As a feminist icon, Fisher—who never tired of pointing out that Leia slayed Jabba while wearing that damned bikini—would have been proud to see so many  women making Leia such a powerful symbol. Fisher was never shy about calling out sexism, and almost certainly would have been happy to see Leia’s likeness amid the throngs marching in Washington, DC, and beyond.

“I think Carrie Fisher’s portrayal as Leia in the Star Wars film franchise resonates with many women because she is a fierce, intelligent, charming, and powerful woman,” says Hayley Gilmore, the Mississippi artist and designer who created the “A Woman’s Place Is in the Resistance” posters. “It makes sense [marchers] would gravitate towards Leia, especially after Carrie’s death. It’s a way to honor a woman who stood up for her beliefs.”

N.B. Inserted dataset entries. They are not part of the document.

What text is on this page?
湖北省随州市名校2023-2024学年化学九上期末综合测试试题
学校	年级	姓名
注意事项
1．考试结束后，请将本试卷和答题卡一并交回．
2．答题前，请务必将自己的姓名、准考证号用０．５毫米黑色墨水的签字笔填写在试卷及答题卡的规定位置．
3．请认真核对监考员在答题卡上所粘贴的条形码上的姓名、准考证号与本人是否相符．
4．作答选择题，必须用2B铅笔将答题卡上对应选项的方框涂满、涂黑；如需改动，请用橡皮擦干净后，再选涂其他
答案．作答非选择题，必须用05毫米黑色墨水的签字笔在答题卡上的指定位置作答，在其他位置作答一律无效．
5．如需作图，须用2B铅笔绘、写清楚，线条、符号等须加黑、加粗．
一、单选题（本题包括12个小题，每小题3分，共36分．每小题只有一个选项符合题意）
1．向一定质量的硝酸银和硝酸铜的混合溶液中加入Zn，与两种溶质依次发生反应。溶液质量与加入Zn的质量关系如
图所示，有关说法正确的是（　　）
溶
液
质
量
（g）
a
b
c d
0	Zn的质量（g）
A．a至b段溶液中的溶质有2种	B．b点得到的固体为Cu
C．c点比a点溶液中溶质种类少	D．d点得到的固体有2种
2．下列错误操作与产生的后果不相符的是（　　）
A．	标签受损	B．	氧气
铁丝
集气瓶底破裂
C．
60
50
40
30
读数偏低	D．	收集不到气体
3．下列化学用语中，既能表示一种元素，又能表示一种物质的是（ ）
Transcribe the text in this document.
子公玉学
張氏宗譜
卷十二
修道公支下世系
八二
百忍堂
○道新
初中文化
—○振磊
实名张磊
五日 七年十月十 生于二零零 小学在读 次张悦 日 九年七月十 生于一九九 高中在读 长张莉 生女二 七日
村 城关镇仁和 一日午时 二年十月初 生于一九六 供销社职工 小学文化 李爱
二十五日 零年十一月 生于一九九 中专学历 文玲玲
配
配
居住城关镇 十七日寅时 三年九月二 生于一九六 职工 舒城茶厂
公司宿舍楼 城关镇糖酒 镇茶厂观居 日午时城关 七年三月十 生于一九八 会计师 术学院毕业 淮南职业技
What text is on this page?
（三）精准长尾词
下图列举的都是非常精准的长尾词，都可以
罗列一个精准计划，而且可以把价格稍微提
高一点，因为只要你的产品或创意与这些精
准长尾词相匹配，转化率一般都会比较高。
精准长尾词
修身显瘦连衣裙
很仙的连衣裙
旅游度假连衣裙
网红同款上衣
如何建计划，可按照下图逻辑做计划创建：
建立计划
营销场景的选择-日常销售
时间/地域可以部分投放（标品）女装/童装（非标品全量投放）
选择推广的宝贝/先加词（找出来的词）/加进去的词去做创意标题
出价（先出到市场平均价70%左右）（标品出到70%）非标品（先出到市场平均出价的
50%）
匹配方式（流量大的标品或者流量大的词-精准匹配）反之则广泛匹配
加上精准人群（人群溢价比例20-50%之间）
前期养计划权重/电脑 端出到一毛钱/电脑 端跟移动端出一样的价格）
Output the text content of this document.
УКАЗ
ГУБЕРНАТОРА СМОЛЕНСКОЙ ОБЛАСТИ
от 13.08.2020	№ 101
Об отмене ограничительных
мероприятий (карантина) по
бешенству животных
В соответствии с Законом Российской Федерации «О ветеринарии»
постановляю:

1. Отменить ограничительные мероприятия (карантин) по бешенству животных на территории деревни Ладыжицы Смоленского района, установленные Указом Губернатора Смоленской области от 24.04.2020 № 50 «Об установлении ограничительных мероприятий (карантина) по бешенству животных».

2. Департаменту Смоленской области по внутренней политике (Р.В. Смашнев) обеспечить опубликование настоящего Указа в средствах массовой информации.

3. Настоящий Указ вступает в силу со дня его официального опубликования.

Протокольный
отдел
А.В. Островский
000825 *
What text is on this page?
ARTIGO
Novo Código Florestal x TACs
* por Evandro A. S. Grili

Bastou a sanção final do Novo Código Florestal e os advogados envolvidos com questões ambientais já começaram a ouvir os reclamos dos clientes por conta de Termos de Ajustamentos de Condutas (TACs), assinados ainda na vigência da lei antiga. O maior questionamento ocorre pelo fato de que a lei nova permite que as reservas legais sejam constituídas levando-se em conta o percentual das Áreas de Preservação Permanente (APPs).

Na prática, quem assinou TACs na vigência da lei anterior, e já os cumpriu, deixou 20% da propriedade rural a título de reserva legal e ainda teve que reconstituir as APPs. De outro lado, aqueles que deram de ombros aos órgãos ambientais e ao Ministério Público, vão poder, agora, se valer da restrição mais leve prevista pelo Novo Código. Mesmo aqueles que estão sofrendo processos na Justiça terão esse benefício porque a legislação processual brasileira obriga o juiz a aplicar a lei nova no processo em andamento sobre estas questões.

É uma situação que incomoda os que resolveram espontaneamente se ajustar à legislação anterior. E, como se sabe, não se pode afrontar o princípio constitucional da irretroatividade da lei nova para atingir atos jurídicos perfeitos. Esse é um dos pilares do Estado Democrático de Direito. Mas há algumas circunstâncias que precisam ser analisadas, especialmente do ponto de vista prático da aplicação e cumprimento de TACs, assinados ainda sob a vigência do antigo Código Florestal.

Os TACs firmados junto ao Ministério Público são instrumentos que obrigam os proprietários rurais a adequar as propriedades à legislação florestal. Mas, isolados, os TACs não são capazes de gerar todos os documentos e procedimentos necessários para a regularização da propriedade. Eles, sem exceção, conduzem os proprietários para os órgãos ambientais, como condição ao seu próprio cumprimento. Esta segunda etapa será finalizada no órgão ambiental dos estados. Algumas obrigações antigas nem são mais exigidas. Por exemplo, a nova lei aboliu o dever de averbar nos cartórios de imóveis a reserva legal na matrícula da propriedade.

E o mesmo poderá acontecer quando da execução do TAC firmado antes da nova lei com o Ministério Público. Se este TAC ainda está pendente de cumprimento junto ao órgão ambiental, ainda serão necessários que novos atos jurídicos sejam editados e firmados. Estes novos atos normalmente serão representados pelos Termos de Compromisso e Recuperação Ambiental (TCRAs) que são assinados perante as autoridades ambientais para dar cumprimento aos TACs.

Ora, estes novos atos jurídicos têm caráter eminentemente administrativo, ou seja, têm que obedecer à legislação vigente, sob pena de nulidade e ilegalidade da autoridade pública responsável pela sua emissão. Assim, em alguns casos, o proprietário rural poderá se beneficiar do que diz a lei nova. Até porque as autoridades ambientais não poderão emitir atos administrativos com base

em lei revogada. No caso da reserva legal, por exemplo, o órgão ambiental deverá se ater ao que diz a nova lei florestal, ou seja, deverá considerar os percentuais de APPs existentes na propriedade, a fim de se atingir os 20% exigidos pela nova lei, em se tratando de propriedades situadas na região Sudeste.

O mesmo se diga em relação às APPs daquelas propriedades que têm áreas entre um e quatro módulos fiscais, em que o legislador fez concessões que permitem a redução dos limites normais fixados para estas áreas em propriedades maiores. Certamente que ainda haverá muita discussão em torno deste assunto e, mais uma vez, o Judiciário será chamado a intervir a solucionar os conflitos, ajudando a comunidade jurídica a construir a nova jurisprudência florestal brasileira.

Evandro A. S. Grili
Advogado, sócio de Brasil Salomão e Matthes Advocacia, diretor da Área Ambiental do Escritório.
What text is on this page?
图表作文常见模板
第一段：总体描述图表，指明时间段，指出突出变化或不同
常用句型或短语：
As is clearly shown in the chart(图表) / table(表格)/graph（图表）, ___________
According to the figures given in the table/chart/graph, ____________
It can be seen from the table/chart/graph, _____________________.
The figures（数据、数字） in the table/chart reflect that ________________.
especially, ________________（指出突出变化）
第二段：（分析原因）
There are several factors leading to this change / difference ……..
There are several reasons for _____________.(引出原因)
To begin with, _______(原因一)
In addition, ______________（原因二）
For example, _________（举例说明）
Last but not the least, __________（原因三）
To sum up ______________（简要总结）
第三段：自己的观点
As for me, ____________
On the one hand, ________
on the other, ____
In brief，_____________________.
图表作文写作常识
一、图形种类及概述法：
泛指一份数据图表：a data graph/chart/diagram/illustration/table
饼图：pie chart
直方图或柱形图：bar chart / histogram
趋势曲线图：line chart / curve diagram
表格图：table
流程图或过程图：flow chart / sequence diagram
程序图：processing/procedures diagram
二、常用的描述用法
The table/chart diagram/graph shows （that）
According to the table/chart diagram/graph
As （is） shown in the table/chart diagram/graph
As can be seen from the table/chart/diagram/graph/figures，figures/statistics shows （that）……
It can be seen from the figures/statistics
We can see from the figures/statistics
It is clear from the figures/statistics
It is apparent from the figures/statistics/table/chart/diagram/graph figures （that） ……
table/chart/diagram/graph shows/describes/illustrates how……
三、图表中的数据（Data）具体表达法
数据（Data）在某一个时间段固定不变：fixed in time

Gilmore says many women see parallels between the Star Wars story and what’s happening in America today. Even as Rogue One: A Star Wars Story hit theaters in December, fans—and critics—noted that bringing down an Imperial force felt eerily pertinent to 2016. The fact that the rebellion is led by Jyn Erso, as a stand-in for Hillary Clinton, only made the message more apropos. Even before Rogue, Rey, the central character in Star Wars: The Force Awakens, offered young women a heroine of their own, one they’ve embraced wholeheartedly. The Star Wars galaxy has always trusted, and even relied upon, strong women (see also: Padmé Amidala).

But Leia was the first. The first to call out a nerf herder when she saw one. The first to wield a blaster to save Luke and Han. The first to befriend the little guy … er, Ewok. And the first to lead a resistance. She never backed down from a fight, never hesitated to risk her life. Of course you’d see her likeness among those of Rosie the Riveter and Clinton herself. Leia, and Fisher, represent strength and independence to several generations of women.

A Carrie Fisher sign seen at the the San Francisco Women's March on January 21, 2017.A Carrie Fisher sign seen at the the San Francisco Women’s March on January 21, 2017.Alex Wang

Look, no one is saying Donald Trump is the Emperor, or even Darth Vader. Millions of women voted for him. But seeing so many women embrace Leia as a symbol when making a stand says a lot about Leia, and the woman who portrayed her. In Princess Diarist, Fisher says she felt “honored to be [Leia’s] representative here on Earth.” The Women’s March proved that Fisher, and Leia, were so much more than that.